While reading I came across the Shapley Value, which is a mathematical concept in game theory that may be able to help with soccer statistics. But before getting into that I wanted to explain what Shapley’s Value is. I think the best way to do this would be to give an example. Let’s say there are 3 people that that are trying to get home and we want to find the best way to share the fair for a taxi based on how long they take to get home.
We can see person A gets home the fastest and it would cost them $6, then person B, and it would cost them $12 and finally person C takes $42 to get home. Using Shapley’s Value, we can determine what each person should pay to make it a fair distribution. How we do that is by taking the permutations of how they would get home if they all shared a taxi. The Shapley Value for each person is then defined as average of the combination of each person.
You may be wondering why this game theory may matter to machine learning and the reason is that what Shapley’s Value can really help with is interpretability of features in a model. So, I am going to use something we as a class have done before which is modeling housing prices, in the case below its an apartment but same concept.
Looking at the picture above you can see the predictions of 2 different apartments using 3 features. The only difference is that one allows a cat and costs $320,000 and the other does not and costs $310,000. What Shapley’s Value will do is that the data it has and try to explain the difference between the output in a model and the mean value of the predictions and see what features caused this difference. In the case above where we only have 2 data points. What we would do is take the mean of those 2 points, which is $315,000 and check the differences to find where the discrepancy is. For something like this it is simple. The only difference between the 2 is cat which means that allowing cats/not allowing cats changes the value by $5,00. And you can use this idea over a massive dateset with a ton of features. The only problem is that this takes very long as the number of features increases. Shapley’s Value will take every single combination of features available and their outputs to find the impact of each feature on the final answer.
So now we get back to our original question, how can we use this for soccer statistics. Well the idea is simple, just like we can use it in models to find the value of a specific feature we can use it for players on a team to see which players contribute the most to goal difference. if we take for example Barcelona. Most people can tell you Messi is the most important player on the team, and don’t get me wrong I agree, but the question would be why outside of just goals and assists. Using Shapley’s Value we can take a bunch of iterations of of the 11 players on the field and see what the goal difference of each combination is. So if the goal difference whenever Messi is on the field is 1.2 and whenever he is not on the field it is -.3 then we can say that Messi has a very large impact on the game. And we can do this for all types of players and this would be most pivotal to find players who have a very strong impact where stats don’t show it.
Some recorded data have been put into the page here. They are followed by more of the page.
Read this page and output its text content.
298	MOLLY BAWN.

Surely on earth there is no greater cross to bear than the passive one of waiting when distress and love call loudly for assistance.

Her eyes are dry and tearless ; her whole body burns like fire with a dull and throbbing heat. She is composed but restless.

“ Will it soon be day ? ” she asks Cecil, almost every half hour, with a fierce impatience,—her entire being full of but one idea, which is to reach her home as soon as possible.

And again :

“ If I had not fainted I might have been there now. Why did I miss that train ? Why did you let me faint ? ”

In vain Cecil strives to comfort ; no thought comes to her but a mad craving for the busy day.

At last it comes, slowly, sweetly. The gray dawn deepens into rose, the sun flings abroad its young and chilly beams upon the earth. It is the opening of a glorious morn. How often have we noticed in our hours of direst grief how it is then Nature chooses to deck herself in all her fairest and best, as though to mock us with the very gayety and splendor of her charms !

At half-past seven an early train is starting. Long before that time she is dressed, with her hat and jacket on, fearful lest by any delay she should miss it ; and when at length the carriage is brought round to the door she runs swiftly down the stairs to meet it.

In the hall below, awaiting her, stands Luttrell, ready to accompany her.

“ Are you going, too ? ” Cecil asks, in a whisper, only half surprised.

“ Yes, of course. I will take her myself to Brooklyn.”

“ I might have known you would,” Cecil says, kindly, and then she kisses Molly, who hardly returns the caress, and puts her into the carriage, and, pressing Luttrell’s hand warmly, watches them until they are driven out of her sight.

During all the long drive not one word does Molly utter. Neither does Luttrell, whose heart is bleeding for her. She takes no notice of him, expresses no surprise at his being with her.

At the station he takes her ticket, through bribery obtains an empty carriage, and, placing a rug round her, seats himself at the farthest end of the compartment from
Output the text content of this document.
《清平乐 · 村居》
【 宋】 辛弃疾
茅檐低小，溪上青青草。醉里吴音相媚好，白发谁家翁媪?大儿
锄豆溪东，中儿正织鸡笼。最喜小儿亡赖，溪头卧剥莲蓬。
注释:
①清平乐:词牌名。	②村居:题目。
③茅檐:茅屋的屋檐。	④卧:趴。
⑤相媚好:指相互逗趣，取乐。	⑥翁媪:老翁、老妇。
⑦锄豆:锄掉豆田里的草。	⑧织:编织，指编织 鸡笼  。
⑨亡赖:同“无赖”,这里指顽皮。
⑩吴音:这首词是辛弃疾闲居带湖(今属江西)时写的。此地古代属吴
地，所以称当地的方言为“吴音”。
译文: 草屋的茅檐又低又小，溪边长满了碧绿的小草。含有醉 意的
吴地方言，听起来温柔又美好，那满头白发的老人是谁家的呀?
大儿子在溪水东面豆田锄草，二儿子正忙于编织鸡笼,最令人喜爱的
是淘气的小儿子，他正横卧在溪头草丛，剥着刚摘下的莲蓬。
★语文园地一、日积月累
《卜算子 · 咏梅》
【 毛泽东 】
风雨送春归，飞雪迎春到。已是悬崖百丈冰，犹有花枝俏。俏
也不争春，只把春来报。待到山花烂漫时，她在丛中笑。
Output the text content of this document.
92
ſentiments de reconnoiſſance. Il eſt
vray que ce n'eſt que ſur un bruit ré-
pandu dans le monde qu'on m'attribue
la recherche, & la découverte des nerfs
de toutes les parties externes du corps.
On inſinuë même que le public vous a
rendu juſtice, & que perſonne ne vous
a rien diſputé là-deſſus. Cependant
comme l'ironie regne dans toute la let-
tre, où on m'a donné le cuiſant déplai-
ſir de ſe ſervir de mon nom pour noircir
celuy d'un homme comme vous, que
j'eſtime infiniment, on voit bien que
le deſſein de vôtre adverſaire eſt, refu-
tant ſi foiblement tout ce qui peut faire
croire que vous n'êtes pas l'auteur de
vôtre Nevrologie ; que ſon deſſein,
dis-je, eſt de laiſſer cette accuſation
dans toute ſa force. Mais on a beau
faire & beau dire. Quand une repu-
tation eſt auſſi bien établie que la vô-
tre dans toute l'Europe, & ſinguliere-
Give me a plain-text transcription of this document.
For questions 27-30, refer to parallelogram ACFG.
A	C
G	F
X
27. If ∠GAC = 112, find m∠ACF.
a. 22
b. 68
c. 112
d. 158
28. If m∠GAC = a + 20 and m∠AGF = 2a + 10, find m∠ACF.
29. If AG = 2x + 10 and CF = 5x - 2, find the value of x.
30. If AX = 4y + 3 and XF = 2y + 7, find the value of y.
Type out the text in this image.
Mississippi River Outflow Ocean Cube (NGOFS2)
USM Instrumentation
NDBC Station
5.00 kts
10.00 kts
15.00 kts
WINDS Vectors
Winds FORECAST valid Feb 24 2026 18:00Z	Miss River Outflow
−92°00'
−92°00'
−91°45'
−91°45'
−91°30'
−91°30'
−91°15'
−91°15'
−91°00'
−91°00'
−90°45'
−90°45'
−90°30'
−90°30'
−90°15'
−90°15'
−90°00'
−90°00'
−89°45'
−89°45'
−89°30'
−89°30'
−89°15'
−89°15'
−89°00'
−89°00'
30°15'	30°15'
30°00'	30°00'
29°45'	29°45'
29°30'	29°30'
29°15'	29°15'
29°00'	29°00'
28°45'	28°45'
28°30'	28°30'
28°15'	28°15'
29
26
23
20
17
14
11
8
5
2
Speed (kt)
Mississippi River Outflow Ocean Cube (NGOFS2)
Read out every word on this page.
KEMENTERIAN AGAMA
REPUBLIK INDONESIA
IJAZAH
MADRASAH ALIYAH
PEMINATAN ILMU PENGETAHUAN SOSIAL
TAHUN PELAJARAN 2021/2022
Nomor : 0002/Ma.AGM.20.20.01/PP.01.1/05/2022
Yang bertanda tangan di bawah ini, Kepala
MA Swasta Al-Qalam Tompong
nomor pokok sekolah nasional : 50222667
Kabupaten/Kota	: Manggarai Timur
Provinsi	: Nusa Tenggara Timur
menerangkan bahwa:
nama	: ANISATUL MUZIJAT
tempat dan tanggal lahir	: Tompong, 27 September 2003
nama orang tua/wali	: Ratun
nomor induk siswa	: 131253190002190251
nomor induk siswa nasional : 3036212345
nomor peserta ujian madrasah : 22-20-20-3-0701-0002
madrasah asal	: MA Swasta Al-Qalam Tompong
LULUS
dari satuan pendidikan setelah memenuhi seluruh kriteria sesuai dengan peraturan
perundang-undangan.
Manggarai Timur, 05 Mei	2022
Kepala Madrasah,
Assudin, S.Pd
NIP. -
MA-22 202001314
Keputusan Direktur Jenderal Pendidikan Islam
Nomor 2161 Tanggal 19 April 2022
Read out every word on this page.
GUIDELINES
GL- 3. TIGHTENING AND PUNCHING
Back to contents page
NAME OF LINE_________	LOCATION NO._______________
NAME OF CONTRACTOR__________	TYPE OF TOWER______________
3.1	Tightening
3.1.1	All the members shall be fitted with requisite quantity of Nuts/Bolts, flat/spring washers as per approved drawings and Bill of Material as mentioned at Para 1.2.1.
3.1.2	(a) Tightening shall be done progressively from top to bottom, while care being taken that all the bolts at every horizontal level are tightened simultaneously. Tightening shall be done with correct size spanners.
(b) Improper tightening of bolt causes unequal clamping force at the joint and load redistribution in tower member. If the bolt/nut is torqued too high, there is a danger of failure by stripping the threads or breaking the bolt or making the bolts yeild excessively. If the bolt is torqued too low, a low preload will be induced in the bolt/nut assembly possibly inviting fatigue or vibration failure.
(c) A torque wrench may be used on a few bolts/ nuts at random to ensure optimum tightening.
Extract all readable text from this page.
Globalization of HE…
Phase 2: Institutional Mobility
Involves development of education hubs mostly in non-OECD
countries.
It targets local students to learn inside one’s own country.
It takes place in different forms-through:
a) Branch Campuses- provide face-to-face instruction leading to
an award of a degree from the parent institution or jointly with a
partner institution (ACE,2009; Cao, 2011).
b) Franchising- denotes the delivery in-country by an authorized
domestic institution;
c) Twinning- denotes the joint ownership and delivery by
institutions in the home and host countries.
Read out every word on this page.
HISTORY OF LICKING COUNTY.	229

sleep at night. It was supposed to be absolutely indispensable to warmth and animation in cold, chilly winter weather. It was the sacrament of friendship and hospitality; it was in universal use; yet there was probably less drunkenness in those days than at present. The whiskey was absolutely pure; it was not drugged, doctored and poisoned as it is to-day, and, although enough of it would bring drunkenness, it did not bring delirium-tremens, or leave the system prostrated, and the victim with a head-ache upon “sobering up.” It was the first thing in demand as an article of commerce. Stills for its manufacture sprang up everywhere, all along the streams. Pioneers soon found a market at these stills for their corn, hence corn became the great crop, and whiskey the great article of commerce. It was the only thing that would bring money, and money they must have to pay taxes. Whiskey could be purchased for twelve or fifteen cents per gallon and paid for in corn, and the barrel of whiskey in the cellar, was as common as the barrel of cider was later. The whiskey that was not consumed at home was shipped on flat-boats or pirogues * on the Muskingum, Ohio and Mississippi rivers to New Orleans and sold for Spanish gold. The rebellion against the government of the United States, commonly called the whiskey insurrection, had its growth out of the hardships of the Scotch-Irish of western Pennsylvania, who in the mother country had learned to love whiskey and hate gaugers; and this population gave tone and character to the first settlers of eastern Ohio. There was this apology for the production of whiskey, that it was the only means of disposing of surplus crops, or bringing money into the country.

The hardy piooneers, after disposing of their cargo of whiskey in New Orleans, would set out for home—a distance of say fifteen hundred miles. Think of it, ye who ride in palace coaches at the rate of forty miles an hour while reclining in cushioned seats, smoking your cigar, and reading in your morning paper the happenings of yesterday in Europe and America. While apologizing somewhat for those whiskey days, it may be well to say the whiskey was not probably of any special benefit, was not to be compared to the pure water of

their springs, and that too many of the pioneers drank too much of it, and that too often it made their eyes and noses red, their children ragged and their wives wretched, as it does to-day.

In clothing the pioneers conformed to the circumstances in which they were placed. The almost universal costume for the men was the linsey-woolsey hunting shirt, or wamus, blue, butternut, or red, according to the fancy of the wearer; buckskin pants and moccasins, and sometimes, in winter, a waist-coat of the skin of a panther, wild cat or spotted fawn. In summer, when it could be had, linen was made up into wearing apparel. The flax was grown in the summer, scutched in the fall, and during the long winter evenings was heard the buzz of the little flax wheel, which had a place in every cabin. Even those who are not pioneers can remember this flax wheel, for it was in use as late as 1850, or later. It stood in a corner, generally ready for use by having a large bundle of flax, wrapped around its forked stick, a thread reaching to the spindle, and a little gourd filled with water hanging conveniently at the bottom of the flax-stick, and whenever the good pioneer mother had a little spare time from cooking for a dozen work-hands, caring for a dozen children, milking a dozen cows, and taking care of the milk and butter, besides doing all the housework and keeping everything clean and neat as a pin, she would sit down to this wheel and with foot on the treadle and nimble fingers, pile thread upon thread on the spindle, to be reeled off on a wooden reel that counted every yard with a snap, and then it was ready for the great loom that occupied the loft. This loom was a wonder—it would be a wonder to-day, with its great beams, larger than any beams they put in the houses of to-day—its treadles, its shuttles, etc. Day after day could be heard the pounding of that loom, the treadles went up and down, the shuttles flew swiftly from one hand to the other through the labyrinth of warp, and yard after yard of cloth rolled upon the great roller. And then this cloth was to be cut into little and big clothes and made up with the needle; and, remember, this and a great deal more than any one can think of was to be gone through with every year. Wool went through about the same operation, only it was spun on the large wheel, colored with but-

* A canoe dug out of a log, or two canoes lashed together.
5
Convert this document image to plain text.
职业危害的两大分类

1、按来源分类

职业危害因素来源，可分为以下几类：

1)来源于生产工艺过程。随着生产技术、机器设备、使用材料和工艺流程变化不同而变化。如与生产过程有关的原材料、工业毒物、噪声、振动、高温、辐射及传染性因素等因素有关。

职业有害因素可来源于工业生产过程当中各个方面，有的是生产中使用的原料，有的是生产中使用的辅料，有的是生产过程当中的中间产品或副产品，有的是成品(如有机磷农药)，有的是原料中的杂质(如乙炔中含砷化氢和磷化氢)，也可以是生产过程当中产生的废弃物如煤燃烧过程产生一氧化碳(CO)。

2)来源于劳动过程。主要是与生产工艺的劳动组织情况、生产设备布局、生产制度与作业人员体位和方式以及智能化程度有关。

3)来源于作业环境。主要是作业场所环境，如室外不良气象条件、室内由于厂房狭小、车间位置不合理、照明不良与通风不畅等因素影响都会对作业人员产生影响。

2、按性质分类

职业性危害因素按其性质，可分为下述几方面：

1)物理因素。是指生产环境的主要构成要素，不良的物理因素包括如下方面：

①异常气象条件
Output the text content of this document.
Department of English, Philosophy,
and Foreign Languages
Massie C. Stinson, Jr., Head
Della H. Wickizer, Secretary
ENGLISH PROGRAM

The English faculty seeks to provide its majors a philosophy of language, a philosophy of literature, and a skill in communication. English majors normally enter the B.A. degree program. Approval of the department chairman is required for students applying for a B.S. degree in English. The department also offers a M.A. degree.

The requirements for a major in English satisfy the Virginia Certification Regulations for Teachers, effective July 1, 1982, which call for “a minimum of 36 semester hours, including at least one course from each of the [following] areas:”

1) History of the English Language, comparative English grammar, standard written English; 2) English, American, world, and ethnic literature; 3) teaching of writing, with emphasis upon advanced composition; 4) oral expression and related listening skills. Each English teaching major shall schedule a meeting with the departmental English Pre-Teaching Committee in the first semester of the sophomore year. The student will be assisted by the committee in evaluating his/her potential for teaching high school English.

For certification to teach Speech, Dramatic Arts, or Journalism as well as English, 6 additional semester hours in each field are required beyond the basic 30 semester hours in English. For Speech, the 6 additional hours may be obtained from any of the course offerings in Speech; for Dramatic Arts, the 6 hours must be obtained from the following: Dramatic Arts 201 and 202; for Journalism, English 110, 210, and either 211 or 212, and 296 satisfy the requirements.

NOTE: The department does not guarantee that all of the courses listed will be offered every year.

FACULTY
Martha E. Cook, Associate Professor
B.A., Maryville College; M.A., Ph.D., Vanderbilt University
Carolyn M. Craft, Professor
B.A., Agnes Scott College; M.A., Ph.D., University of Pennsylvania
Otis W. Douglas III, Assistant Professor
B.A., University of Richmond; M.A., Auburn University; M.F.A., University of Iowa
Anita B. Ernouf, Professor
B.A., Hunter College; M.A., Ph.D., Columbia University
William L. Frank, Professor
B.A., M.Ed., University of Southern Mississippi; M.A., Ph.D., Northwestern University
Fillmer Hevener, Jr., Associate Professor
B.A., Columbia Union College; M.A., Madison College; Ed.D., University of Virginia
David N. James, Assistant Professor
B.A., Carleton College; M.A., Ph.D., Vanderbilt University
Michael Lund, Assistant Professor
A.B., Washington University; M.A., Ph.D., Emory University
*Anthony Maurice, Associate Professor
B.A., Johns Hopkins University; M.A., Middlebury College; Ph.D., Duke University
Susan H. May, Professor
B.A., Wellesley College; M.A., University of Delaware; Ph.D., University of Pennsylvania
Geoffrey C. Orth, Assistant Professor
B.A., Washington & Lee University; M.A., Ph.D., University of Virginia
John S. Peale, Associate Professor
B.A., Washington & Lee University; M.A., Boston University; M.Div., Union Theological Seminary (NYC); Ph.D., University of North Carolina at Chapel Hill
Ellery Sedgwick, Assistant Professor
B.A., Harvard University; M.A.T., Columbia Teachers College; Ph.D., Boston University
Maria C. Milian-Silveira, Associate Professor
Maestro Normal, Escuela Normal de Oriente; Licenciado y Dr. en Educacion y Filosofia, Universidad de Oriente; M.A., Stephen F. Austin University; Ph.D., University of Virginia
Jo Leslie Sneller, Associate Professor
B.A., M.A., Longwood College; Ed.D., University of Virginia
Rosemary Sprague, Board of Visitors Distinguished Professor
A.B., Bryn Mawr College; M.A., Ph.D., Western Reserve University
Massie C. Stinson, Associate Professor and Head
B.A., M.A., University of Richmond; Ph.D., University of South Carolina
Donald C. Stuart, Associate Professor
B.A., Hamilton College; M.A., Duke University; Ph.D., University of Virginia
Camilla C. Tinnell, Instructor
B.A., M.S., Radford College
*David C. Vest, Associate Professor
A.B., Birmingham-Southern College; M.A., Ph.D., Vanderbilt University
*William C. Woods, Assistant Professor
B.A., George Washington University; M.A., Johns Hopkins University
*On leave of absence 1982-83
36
The idea, in theory is good and could give us a metric with which to see the value of players. But the issue, most importantly for soccer is variance. Soccer unlike other sports has minimal substitutions, only 3 players are allowed to sub in during a game. It also has a very low scoring rate. These 2 factors make it very hard to find actual combinations with which to find the Shapley Value. And what I mean by this is if Barca win every game by an average of 1 goal that’s very good. So in a season where they play 40 games if Messi only misses 1 game and in that game they win by 4 because the team they played was not good. Then the Shapley Value for Messi’s impact could decrease where in reality it was likely just 1 anomalous game. This is obviously an issue in sports prediction in general but especially so because of the variance in soccer. This is why 2 things are important. Firstly, getting as much data as possible, having more data-points will always help reduce variance in models. And secondly, we could add a penalization method similarly to what is used when doing ridge regression. This will help smooth out our predictions for player values in the future and likely help avoid over fitting to wild variance in the data. Then when applying Shapley Value to get a value for each player we can hopefully avoid bad data.